Abel

Unterwegs in ein neues Leben

Die Beine des 11-jährigen Abel wuchsen nach hinten. Das hielt ihn nicht davon ab, im Tor zu stehen. Doch jetzt, auf geraden Beinen, hat er andere Ziele!

Abels frühe Kindheit verlief ziemlich normal. Doch nach einer Spritze bekam er Probleme mit den Muskeln. Seinen Eltern fiel auf, dass er Mühe hatte mit dem Krabbeln. Seine Muskeln wuchsen nicht mehr – aber die Knochen wuchsen weiter. Wegen der Muskelschwäche bogen sich die Beine von der Hüfte her nach hinten. Seine Eltern brachten ihn zu drei verschiedenen Ärzten, aber keiner wusste, was tun.

Doch Abel hatte einen starken Willen. Er lernte, sich nach vorn zu beugen und so auszubalancieren, dass er laufen, klettern und fast alles tun konnte, was andere Jungen auch tun. Er wurde sogar Torhüter im Fussballteam. Leider konnte er nicht Radfahren, da er nicht gerade im Sattel sitzen und die Pedale treten konnte. Abels Missbildung machte ihn zur Zielscheibe von Spott und Hohn. Aber sein frohes Wesen und die Liebe seiner Eltern halfen ihm, nicht den Mut zu verlieren.

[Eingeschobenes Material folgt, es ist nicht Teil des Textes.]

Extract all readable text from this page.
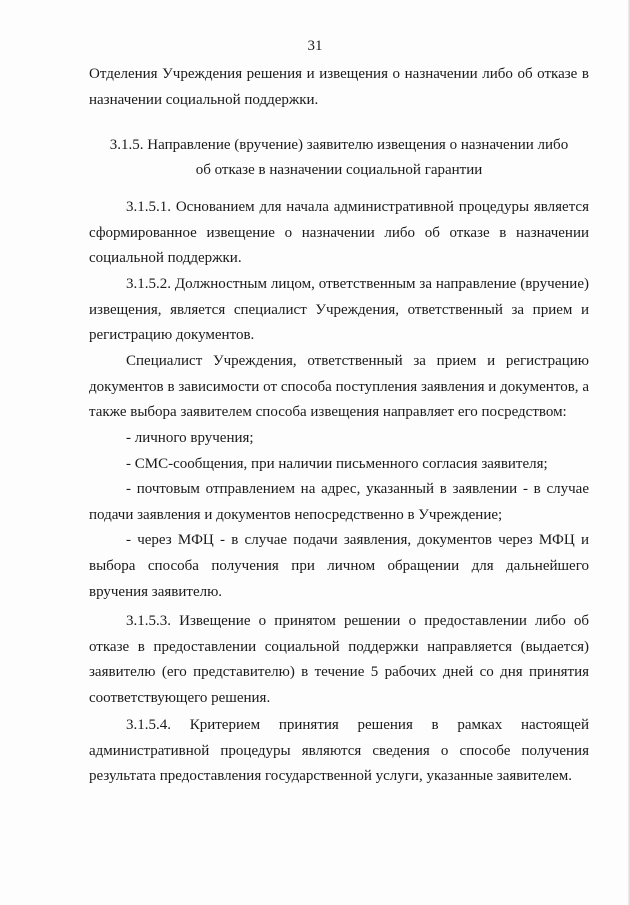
31
Отделения Учреждения решения и извещения о назначении либо об отказе в
назначении социальной поддержки.
3.1.5. Направление (вручение) заявителю извещения о назначении либо
об отказе в назначении социальной гарантии
3.1.5.1. Основанием для начала административной процедуры является
сформированное извещение о назначении либо об отказе в назначении
социальной поддержки.
3.1.5.2. Должностным лицом, ответственным за направление (вручение)
извещения, является специалист Учреждения, ответственный за прием и
регистрацию документов.
Специалист Учреждения, ответственный за прием и регистрацию
документов в зависимости от способа поступления заявления и документов, а
также выбора заявителем способа извещения направляет его посредством:
- личного вручения;
- СМС-сообщения, при наличии письменного согласия заявителя;
- почтовым отправлением на адрес, указанный в заявлении - в случае
подачи заявления и документов непосредственно в Учреждение;
- через МФЦ - в случае подачи заявления, документов через МФЦ и
выбора способа получения при личном обращении для дальнейшего
вручения заявителю.
3.1.5.3. Извещение о принятом решении о предоставлении либо об
отказе в предоставлении социальной поддержки направляется (выдается)
заявителю (его представителю) в течение 5 рабочих дней со дня принятия
соответствующего решения.
3.1.5.4. Критерием принятия решения в рамках настоящей
административной процедуры являются сведения о способе получения
результата предоставления государственной услуги, указанные заявителем.
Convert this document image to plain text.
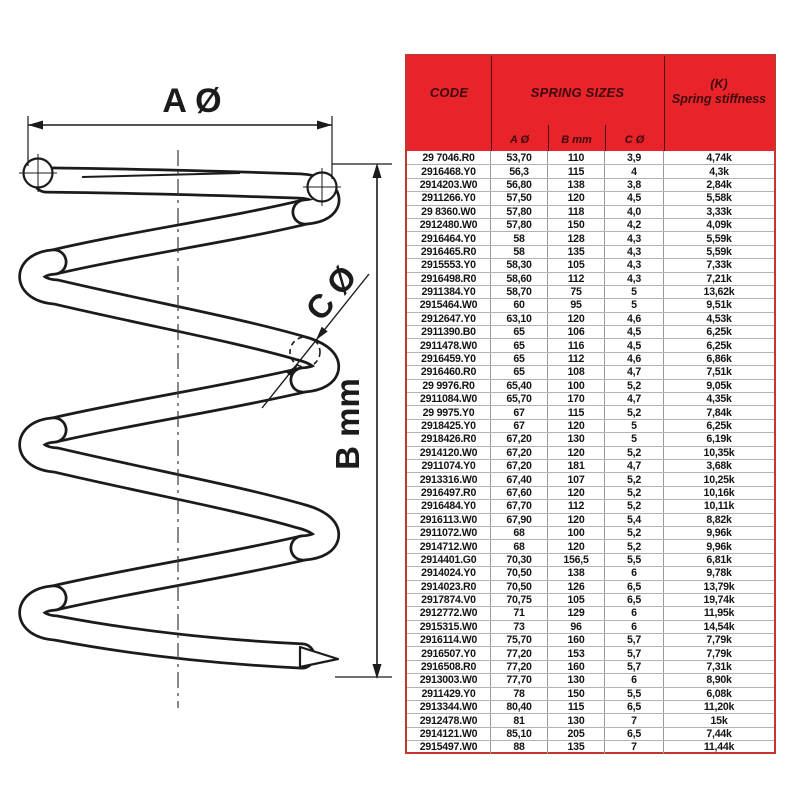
A Ø
B mm
C Ø
CODE	SPRING SIZES
(K)
Spring stiffness
A Ø	B mm	C Ø
29 7046.R0	53,70	110	3,9	4,74k
2916468.Y0	56,3	115	4	4,3k
2914203.W0	56,80	138	3,8	2,84k
2911266.Y0	57,50	120	4,5	5,58k
29 8360.W0	57,80	118	4,0	3,33k
2912480.W0	57,80	150	4,2	4,09k
2916464.Y0	58	128	4,3	5,59k
2916465.R0	58	135	4,3	5,59k
2915553.Y0	58,30	105	4,3	7,33k
2916498.R0	58,60	112	4,3	7,21k
2911384.Y0	58,70	75	5	13,62k
2915464.W0	60	95	5	9,51k
2912647.Y0	63,10	120	4,6	4,53k
2911390.B0	65	106	4,5	6,25k
2911478.W0	65	116	4,5	6,25k
2916459.Y0	65	112	4,6	6,86k
2916460.R0	65	108	4,7	7,51k
29 9976.R0	65,40	100	5,2	9,05k
2911084.W0	65,70	170	4,7	4,35k
29 9975.Y0	67	115	5,2	7,84k
2918425.Y0	67	120	5	6,25k
2918426.R0	67,20	130	5	6,19k
2914120.W0	67,20	120	5,2	10,35k
2911074.Y0	67,20	181	4,7	3,68k
2913316.W0	67,40	107	5,2	10,25k
2916497.R0	67,60	120	5,2	10,16k
2916484.Y0	67,70	112	5,2	10,11k
2916113.W0	67,90	120	5,4	8,82k
2911072.W0	68	100	5,2	9,96k
2914712.W0	68	120	5,2	9,96k
2914401.G0	70,30	156,5	5,5	6,81k
2914024.Y0	70,50	138	6	9,78k
2914023.R0	70,50	126	6,5	13,79k
2917874.V0	70,75	105	6,5	19,74k
2912772.W0	71	129	6	11,95k
2915315.W0	73	96	6	14,54k
2916114.W0	75,70	160	5,7	7,79k
2916507.Y0	77,20	153	5,7	7,79k
2916508.R0	77,20	160	5,7	7,31k
2913003.W0	77,70	130	6	8,90k
2911429.Y0	78	150	5,5	6,08k
2913344.W0	80,40	115	6,5	11,20k
2912478.W0	81	130	7	15k
2914121.W0	85,10	205	6,5	7,44k
2915497.W0	88	135	7	11,44k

Eines Tages hörte Abels Familie im Radio, ein Schiff würde nach Togo kommen und kostenlose Operationen anbieten. Voller Hoffnung brachte sein Vater ihn in die Hauptstadt Lomé zu einer orthopädischen Voruntersuchung.

Ein paar Tage später wachte Abel nach seiner ersten Operation an Bord der Africa Mercy auf. Das linke Bein lag, mit einem Gipsverband, gerade vor ihm! Während er es staunend betrachtete, fragte er seinen Vater, ob das rechte Bein nach der nächsten Operation auch gerade wäre. Das konnte sein Vater nur bejahen.

Und tatsächlich begradigte eine zweite Operation das rechte Bein. Noch ein dritter Eingriff war nötig – eine plastische Operation an den Knien. Durch sein munteres Wesen und strahlendes Lächeln gewann Abel viele Freunde in der Crew und unter den anderen Kindern im Reha-Bereich des Schiffes.

Abel liebt Fussball, aber er will jetzt kein Fussballstar mehr werden, sondern ein Arzt wie die auf der Africa Mercy, "wegen allem, was sie für mich getan haben", wie er sagt.

Nach über drei Monaten war es endlich soweit und Abel konnte in sein Heimatdorf Homa tief im Busch zurückkehren. Zusammen mit seinem Vater und einem Team von Mercy Ships kletterte er in den Mercy Ships-Land Rover für die sechsstündige Fahrt.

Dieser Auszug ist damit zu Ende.